With his clean sweep in Rio — he won gold in the 100m, 200m, and 4x100m — Bolt became the only human to ever win all three sprint events at three Olympic games. His victories also put him into another rare group, making him one of only three athletes to ever earn 9 gold medals along with American Carl Lewis and Finnish Paavo Nurmi. Only one person in the world has more than those three — Michael Phelps.
And while the results are impressive in their own right, the manner in which Bolt manages to win is incredible. Whenever he is on the track, it seems like he’s running in another gear, leaving all of the other athletes to compete for second. We’ve all seen the viral photo of one of his earlier races.
That wasn’t an anomaly, either. In tonight’s relay, Bolt received the baton at right about the same time as his competitors, but in a mere 100m, he managed to distance himself from the pack and win the gold for Jamaica easily.

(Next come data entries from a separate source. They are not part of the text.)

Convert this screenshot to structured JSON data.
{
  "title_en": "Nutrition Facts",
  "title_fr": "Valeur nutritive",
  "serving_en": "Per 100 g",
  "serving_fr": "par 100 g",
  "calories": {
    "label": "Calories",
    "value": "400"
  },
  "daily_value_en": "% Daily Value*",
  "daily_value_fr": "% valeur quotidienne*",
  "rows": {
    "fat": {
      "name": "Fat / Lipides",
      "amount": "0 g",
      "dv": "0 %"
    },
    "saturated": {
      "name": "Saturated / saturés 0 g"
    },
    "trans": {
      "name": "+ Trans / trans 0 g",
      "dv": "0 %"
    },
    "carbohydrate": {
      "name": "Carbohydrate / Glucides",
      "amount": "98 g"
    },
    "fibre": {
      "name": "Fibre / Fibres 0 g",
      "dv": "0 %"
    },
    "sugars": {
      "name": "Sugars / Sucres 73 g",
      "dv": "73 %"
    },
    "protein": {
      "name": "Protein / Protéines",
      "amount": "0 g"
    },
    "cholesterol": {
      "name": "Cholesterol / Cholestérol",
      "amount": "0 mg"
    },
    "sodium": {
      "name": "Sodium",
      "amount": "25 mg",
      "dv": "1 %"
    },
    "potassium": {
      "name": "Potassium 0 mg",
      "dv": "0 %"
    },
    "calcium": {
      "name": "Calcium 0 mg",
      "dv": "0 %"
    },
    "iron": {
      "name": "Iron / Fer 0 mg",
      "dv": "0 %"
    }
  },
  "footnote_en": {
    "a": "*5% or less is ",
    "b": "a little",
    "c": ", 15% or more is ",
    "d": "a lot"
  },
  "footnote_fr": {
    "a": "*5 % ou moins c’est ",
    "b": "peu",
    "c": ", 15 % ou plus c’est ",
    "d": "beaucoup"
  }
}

When asked how he would celebrate his historic performance in Rio, Bolt replied, “I’m to stay up late and have fun. I never knew this would happen when I started out.” He’s certainly earned the right to have a little fun (just hopefully not as much fun as Ryan Lochte) after dominating in what he says will be his last Olympic games.
Bolt turns 30 this Sunday and would be 33 when the 2020 games kick off in Rio. He’s been adamant that he will not participate, citing next year’s World Championships as his last competition. His teammate, Yohan Blake, is hoping that’s not true, though. “Usain needs to be immortal and he is immortal,” Blake said. “I will encourage him to come back for 2020.”
With how well he’s been performing, it looks like he’s more than capable. So who knows, maybe we’ll see Bolt in 4 years making a run at becoming the outright second most medaled athlete in history.